Its dwellings were made from the empty shells of giant river mussels, tethered to the riverbed by ropes made of tree roots. Round holes were cut into the shells’ walls for both doors and windows, and the windows were framed by brightly painted shutters, which were closed at night and opened in the morning. Glass was costly and Macapá was a poor village. Tiny snail shells, threaded on river vines, dangled in doorways to keep the pesky purple, blue, and orange discus fish out. Caimans floated on the river’s surface, their bellies like pale clouds drifting by. Anacondas slithered across the river’s muddy bed.

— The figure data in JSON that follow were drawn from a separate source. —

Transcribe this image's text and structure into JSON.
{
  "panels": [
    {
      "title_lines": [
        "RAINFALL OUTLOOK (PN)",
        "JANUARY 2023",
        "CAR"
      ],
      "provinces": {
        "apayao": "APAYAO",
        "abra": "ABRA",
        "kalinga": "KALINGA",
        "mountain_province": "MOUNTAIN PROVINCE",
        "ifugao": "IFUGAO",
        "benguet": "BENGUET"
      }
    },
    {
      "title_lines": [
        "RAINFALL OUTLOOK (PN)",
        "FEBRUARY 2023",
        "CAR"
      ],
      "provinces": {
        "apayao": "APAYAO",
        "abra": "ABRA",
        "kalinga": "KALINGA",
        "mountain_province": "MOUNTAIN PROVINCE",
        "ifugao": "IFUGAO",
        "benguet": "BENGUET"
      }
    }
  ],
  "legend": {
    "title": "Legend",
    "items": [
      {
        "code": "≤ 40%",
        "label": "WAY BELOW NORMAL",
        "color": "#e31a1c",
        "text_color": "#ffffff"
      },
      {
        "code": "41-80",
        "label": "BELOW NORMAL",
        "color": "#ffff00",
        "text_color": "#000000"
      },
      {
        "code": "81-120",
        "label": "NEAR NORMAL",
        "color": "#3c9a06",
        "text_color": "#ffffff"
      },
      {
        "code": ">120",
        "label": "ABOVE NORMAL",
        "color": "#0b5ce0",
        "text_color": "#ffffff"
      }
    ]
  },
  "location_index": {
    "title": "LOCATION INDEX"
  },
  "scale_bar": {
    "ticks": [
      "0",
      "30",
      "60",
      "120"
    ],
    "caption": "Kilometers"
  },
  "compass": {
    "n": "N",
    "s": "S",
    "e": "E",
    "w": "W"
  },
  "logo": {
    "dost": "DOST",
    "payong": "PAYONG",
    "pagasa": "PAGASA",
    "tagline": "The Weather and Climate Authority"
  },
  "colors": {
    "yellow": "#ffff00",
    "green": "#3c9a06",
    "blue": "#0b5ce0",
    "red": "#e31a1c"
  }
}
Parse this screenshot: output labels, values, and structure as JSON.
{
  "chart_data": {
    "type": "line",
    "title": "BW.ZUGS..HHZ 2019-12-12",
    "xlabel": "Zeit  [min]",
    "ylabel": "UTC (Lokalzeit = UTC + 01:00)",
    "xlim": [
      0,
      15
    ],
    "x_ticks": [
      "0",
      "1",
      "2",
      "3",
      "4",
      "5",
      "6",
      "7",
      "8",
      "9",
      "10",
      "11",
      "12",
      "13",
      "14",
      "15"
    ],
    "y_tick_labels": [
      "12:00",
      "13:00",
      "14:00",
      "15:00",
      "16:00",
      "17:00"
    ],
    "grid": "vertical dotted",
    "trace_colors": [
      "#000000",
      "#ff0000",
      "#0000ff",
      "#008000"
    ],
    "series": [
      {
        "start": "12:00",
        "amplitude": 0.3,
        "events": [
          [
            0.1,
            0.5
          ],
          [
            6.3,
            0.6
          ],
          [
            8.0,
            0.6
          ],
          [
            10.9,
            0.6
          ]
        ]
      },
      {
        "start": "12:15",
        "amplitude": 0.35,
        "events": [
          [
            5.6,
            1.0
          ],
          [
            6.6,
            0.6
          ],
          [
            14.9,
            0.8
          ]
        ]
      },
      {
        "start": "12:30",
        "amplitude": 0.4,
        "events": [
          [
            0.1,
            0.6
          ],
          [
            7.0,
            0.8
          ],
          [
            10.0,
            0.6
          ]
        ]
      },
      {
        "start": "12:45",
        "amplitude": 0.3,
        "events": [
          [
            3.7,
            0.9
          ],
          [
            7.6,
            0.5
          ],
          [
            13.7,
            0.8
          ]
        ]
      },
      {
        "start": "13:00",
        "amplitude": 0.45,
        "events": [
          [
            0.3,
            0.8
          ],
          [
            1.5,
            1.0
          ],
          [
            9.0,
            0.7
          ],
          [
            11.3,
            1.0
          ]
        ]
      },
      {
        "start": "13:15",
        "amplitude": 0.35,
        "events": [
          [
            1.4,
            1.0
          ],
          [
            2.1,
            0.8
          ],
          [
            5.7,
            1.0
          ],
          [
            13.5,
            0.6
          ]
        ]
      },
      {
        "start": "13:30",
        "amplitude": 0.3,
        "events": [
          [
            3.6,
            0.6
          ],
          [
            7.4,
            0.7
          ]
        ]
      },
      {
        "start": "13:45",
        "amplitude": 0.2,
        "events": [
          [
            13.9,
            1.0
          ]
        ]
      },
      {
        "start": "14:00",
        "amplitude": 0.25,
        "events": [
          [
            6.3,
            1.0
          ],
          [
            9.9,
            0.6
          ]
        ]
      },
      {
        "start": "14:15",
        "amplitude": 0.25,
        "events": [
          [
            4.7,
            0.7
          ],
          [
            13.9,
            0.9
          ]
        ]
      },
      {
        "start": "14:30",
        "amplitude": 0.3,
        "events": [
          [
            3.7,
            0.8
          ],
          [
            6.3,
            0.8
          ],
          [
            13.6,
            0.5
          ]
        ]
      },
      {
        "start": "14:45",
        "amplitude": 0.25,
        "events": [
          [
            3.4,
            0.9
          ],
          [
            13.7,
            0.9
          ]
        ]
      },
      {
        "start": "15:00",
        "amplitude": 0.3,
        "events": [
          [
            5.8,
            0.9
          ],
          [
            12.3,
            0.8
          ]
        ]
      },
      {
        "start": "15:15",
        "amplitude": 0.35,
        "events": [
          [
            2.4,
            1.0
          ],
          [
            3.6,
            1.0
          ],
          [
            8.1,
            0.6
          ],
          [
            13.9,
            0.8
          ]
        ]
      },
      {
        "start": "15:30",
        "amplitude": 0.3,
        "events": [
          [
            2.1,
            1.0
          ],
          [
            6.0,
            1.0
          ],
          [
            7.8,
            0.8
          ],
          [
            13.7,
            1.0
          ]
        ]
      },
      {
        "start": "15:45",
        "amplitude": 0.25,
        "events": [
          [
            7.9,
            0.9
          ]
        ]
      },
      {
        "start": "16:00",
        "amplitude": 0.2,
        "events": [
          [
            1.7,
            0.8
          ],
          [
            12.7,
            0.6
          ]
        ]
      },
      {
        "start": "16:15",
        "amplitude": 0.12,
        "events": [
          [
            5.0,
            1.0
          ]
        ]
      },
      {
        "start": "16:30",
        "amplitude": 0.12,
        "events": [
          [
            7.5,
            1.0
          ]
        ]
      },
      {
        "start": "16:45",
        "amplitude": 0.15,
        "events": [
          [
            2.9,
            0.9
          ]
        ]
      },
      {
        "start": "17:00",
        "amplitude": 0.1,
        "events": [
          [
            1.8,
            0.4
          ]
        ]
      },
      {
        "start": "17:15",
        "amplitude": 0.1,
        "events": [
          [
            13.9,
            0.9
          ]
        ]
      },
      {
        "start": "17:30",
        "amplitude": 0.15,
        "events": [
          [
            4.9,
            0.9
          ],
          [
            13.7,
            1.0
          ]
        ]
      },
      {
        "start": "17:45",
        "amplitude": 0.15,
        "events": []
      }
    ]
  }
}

Ava couldn’t wait to be inside her house. She missed the sound of her mother singing, the taste of her father’s spicy salamander stew, and the comfort of her own bed. As she and Baby made their way down the narrow, crowded current that flowed through Macapá, Baby snapped constantly, annoying everyone around him.

“Stop it, louco, or I’ll put you back on your leash!” Ava scolded.